Romanesque architecture, architectural style current in Europe from about the mid-11th century to the advent of Gothic architecture. A fusion of Roman, Carolingian and Ottonian, Byzantine, and local Germanic traditions, it was a product of the great expansion of monasticism in the 10th–11th century. Larger churches were needed to accommodate the numerous monks and priests, as well as the pilgrims who came to view saints’ relics. For the sake of fire resistance, masonry vaulting began to replace timber construction.
Romanesque churches characteristically incorporated semicircular arches for windows, doors, and arcades; barrel or groin vaults to support the roof of the nave; massive piers and walls, with few windows, to contain the outward thrust of the vaults; side aisles with galleries above them; a large tower over the crossing of nave and transept; and smaller towers at the church’s western end. French churches commonly expanded on the early Christian basilica plan, incorporating radiating chapels to accommodate more priests, ambulatories around the sanctuary apse for visiting pilgrims, and large transepts between the sanctuary and nave.
What are the Main Characteristics of Early Romanesque Architecture?

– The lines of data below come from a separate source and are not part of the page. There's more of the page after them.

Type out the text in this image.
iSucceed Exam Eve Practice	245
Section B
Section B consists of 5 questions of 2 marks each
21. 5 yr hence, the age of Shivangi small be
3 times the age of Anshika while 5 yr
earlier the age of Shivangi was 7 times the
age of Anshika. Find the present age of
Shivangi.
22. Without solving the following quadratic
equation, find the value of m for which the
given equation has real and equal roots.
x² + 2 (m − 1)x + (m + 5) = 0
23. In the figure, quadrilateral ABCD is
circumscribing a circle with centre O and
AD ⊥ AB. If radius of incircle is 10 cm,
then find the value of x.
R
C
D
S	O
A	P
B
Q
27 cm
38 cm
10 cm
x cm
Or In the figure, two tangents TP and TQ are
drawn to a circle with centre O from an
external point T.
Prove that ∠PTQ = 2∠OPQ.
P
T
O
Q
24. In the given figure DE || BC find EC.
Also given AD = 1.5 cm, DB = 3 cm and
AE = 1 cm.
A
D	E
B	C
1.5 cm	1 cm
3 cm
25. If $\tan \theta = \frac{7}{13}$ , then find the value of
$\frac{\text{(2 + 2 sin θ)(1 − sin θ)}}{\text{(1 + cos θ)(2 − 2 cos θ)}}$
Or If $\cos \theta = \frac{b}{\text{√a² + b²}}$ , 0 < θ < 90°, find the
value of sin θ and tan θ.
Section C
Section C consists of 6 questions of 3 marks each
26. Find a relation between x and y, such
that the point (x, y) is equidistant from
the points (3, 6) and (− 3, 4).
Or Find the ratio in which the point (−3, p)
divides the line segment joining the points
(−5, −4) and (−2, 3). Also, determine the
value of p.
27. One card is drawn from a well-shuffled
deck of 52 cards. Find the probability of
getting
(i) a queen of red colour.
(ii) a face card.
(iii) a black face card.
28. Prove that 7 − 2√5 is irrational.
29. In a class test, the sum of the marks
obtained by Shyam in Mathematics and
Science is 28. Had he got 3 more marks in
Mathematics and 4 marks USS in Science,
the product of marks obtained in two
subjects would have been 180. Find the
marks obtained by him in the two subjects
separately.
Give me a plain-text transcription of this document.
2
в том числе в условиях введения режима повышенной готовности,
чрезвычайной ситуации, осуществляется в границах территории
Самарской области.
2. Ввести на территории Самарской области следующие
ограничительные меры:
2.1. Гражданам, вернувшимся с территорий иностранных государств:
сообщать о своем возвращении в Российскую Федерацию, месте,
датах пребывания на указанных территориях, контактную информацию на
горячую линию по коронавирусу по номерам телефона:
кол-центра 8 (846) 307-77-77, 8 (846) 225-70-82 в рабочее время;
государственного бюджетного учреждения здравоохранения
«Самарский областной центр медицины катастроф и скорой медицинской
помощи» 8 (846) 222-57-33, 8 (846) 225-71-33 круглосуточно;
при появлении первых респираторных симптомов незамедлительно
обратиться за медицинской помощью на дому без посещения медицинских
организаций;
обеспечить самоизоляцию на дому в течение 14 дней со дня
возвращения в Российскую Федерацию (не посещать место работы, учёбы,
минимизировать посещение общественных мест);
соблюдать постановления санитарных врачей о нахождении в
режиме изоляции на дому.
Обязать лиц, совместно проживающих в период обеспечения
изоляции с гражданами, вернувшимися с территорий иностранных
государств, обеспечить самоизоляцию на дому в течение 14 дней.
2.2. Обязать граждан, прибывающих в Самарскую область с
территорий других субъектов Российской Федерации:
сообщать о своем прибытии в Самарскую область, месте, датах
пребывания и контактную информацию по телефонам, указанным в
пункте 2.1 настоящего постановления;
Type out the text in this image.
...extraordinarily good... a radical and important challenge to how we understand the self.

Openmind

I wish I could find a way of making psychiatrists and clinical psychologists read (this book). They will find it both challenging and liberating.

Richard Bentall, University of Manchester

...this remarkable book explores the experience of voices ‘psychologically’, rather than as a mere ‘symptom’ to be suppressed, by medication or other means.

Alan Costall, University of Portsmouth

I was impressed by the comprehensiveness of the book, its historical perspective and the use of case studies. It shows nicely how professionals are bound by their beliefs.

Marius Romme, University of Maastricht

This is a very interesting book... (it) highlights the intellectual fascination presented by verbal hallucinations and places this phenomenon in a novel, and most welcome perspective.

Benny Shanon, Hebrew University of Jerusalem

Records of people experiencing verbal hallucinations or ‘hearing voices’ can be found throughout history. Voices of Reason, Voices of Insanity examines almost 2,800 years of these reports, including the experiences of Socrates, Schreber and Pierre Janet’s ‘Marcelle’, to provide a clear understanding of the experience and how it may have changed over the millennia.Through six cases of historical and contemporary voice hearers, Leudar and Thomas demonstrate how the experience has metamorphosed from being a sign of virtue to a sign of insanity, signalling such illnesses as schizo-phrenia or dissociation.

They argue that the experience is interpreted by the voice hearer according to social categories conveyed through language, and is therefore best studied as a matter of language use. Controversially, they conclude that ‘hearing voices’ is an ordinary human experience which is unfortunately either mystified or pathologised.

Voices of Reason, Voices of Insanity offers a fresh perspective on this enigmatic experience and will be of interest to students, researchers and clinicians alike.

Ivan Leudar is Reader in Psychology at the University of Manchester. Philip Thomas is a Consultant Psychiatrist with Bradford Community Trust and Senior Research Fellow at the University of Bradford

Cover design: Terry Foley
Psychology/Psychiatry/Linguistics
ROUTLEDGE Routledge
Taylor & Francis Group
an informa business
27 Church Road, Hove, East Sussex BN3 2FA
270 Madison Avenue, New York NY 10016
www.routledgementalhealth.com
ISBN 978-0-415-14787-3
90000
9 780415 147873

The fundamental emblematic structure of the Romanesque was the church. Since churches were built to serve the specific requirements of the liturgy, their construction changed as those needs changed. The relationship between an architectural form and its meaning was reflected in the arrangement of the internal areas of churches, which was based on the complementary relationship between the plastic mass of the building and its atmospheric mass. Romanesque architects re-used the rounded arches, wall masses and barrel-vaults of the Romans, but they also introduced changes. Indeed, while marked by a cruciform floor plan, the early Romanesque saw the overcoming of Byzantine models and the abandonment of the formal language of classical antiquity. The column was replaced by the pillar; spaces previously left empty were filled with thick walls, forming compact masses (compare Gothic style designs); and the elevation of walls was divided into three or even four levels (arcade, gallery, triforium, and clerestory). The major structural change, a result of advances in construction techniques, was the progressive ability to cover churches with vaulted ceilings. The need to enlarge the choir and to alter the arrangement of the presbytery – to allow pilgrims to file past relics and other precious ecclesistical treasures – led to revolutionary changes in the eastern ends of churches. The adoption of the choir with ambulatory, in combination with the transept and the crossing tower, led to a variety of spatial articulations. The achievement of visual, perspective, and chiaroscuro effects in the interior resulted in the creation of an articulated structure on the exterior, with varying combinations of volumes decorated with stylistic elements from antiquity, such as pilaster strips, hanging arches, and blind arcades.
The abbey of Cluny (begun 10th century), thanks to the compositional innovation of a second transept to increase the church’s capacity, is the most grandiose layout of all the Middle Ages. With a nave and doubled aisles and an ambulatory choir with radiating chapels, a large narthex, and seven towers, it is such a monumental structure that the involvement of the great abbots, notably Peter the Venerable, was probably decisive in both its planning and execution. Note: Founded in 909 by William Duke of Aquitaine, the Cluniac order became well known for its artistic expression and kept up to date on technical innovations in architectural design. The order saw the liturgy as the focal point of monastic life and celebrated it with an astonishing magnificence, making use of enlarged spaces for choral singing and numerous altars for private masses.